12 Warning Signs of Bad Application Architecture

At a #CIOChat this weekend we were asked about warning signs for bad architecture. Here was my quick response capturing just a tweet-sized summary of architecture that "smells bad" -

Many responses were around "accidental architecture" that is "cobbled together" and sometimes degrading into "Frankenstein architecture." There were many technical issues identifies such as "data integration via feed files", "root cause analysis is rarely done", "testing with real live data", "diagrams remind you of fettuccine alfredo" (if there are diagrams), and the awful scenario of "when a system crashes and you go to do a restore and the tape is blank."

There were also many business issues identified. "Architecture does not start with technology" and that architectures become legacy issues "when the business treats everything as a one time cost."

Knowing the architecture issues before business issues emerge

By the time you have outages, poor performance, problems making enhancements, difficulties cross training new developers and other issues, it's already late to make architecture assessments and improvements. A seasoned CIO, CTO, or application architect can sport signs of trouble well before business and technical risks begin to materialize.

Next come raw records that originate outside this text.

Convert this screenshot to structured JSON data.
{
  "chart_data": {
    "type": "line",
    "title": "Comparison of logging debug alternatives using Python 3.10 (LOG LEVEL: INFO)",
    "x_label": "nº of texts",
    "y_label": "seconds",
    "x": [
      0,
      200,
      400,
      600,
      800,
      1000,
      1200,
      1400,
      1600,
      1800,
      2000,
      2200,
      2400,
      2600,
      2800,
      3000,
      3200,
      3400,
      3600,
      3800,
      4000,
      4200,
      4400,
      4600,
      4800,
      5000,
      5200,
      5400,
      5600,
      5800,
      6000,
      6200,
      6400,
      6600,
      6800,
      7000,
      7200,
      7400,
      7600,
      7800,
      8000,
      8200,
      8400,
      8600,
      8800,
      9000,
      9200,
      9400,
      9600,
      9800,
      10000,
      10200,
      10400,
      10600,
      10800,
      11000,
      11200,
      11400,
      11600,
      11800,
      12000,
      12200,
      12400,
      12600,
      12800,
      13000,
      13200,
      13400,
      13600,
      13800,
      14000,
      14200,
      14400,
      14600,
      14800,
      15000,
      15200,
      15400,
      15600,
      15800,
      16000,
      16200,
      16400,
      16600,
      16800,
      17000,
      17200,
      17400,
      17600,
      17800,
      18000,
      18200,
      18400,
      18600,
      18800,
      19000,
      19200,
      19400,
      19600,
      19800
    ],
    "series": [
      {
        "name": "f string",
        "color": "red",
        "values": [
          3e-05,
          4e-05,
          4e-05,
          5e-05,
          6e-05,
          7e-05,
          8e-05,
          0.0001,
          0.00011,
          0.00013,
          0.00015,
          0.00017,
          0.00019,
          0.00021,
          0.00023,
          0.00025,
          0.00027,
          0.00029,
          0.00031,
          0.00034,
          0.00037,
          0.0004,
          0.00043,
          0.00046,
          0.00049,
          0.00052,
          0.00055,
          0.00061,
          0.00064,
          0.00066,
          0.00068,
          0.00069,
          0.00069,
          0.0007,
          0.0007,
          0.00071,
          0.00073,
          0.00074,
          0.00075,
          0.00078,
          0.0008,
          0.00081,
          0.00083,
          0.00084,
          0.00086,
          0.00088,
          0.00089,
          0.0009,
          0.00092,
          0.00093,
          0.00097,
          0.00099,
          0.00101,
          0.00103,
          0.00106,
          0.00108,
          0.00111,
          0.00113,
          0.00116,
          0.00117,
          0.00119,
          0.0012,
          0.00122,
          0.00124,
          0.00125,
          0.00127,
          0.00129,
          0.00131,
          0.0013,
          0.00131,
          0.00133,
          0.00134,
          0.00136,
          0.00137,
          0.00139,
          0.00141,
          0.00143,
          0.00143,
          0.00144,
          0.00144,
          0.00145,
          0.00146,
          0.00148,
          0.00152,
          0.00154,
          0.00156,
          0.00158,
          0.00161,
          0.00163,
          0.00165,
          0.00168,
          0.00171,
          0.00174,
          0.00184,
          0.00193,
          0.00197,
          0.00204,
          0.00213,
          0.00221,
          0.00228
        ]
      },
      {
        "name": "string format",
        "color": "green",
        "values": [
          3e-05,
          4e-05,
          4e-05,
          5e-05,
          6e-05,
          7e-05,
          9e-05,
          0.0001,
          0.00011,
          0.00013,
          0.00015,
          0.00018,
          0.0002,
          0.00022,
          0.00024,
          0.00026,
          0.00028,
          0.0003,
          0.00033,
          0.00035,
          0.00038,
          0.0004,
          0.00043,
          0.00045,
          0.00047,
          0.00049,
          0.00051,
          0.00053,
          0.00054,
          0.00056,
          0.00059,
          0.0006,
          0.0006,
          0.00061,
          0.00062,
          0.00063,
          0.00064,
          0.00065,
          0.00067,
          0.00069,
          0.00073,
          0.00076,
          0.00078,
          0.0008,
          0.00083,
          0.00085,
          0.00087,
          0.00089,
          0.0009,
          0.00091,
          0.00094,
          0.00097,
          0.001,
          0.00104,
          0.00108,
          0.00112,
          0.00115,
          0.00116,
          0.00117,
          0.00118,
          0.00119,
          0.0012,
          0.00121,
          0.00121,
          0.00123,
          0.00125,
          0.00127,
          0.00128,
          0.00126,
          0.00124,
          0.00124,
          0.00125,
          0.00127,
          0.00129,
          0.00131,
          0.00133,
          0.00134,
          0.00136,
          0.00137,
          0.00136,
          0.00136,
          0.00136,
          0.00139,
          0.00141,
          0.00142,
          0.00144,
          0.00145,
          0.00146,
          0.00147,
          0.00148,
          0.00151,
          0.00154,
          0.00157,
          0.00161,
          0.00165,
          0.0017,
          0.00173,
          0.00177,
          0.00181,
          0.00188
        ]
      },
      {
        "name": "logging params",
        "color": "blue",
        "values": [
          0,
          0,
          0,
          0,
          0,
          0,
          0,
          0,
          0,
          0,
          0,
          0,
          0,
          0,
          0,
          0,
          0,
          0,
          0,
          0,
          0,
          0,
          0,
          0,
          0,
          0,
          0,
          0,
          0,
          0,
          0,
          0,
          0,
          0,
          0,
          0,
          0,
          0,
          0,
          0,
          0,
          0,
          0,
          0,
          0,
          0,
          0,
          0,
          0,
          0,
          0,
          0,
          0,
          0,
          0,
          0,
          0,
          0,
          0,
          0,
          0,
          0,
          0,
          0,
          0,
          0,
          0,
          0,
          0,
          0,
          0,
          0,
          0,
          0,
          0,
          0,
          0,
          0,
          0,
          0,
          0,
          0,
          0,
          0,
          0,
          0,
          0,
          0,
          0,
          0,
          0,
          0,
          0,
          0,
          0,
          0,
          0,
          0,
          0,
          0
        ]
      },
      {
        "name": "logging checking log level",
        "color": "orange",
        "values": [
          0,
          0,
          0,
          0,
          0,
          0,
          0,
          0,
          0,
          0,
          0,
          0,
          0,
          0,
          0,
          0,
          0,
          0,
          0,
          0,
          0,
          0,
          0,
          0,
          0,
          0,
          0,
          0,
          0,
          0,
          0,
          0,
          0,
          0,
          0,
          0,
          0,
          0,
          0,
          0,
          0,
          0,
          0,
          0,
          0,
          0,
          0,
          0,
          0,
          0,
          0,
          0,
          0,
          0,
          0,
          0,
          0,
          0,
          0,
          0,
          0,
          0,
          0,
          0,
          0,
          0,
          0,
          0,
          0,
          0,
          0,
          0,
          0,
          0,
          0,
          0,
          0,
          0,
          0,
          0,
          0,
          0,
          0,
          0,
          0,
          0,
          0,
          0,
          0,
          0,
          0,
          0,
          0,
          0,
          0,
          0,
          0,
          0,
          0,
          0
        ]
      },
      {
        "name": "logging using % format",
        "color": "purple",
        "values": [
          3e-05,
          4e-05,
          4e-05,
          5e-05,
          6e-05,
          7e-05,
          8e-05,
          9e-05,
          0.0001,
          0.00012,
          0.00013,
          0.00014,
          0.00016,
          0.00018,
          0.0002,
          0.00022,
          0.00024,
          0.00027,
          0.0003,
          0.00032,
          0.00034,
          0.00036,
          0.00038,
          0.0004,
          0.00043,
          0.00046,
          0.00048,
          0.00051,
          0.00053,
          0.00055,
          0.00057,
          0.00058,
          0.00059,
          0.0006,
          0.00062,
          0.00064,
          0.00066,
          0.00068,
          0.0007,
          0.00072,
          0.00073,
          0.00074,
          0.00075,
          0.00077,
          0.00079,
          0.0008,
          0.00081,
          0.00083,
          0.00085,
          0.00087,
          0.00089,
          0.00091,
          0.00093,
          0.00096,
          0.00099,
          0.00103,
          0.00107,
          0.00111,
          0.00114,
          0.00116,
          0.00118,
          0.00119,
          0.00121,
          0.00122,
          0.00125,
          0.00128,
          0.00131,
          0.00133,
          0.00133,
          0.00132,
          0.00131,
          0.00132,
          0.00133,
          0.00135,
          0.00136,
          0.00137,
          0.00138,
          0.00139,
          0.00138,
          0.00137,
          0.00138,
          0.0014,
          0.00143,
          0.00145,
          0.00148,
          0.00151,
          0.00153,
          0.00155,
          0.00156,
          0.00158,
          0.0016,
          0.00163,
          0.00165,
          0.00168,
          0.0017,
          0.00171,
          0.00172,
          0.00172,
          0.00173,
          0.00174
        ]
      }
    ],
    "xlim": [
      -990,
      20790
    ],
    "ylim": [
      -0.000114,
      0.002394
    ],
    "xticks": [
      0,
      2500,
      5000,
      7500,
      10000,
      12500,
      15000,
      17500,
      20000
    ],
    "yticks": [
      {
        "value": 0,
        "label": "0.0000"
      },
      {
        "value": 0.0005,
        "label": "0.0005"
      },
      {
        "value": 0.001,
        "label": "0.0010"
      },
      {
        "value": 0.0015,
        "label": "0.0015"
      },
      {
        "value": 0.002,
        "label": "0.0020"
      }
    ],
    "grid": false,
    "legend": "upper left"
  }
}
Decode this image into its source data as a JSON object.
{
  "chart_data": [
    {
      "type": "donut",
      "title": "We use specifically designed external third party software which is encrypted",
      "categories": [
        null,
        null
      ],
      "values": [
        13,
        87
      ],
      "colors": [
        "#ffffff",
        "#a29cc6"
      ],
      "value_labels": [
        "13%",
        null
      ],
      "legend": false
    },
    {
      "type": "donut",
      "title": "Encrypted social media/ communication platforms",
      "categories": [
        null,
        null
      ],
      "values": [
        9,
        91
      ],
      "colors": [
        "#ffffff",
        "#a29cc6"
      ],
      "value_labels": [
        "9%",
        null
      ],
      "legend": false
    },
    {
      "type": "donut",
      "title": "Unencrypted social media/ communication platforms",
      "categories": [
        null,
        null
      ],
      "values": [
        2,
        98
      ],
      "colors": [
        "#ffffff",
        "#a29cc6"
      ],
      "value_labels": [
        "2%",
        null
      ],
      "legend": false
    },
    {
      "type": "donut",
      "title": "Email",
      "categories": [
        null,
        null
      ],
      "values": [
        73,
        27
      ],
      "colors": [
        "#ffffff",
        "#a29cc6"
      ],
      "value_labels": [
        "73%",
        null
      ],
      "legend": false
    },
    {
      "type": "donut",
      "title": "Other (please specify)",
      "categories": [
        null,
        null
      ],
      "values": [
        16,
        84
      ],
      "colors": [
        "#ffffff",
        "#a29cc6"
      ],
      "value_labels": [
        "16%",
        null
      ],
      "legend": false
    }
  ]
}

Some things that I look for -

  1. Lack of high level architecture documentation, or documentation is significantly outdated.
  2. Large number of architecture components or codebase size relative to the number of developers and engineers supporting the application.
  3. Minimal application monitoring and logging in place, so no one really knows how well the application is performing or what to do if issues are reported.
  4. Application platforms or components aren't upgraded regularly, or worse, they are running on unsupported versions.
  5. The last few attempts to enhance the application were categorized as disasters either because the improvements never made it to production, they took too long to implement, or their deployments created stability issues.
  6. There are no defined regression tests. Not even manual ones.
  7. The application is "stuck" on its computing architecture making it difficult to move to the cloud or alternative infrastructure. 
  8. There is significant investment in proprietary code to perform integration or technical functions that would be "out of the box" options on modernized platforms.
  9. Developers are afraid to make changes. New developers have significant learning curves before they can do basic enhancements. 
  10. There are hard coded connections, credentials, and other system parameters embedded in the code.
  11. Parts of the code is not in version control.
  12. The build and deployment process is manual. The documentation on the process either doesn't exist, or is something that needs to be modified with every release. 
I'm sure there are more than twelve!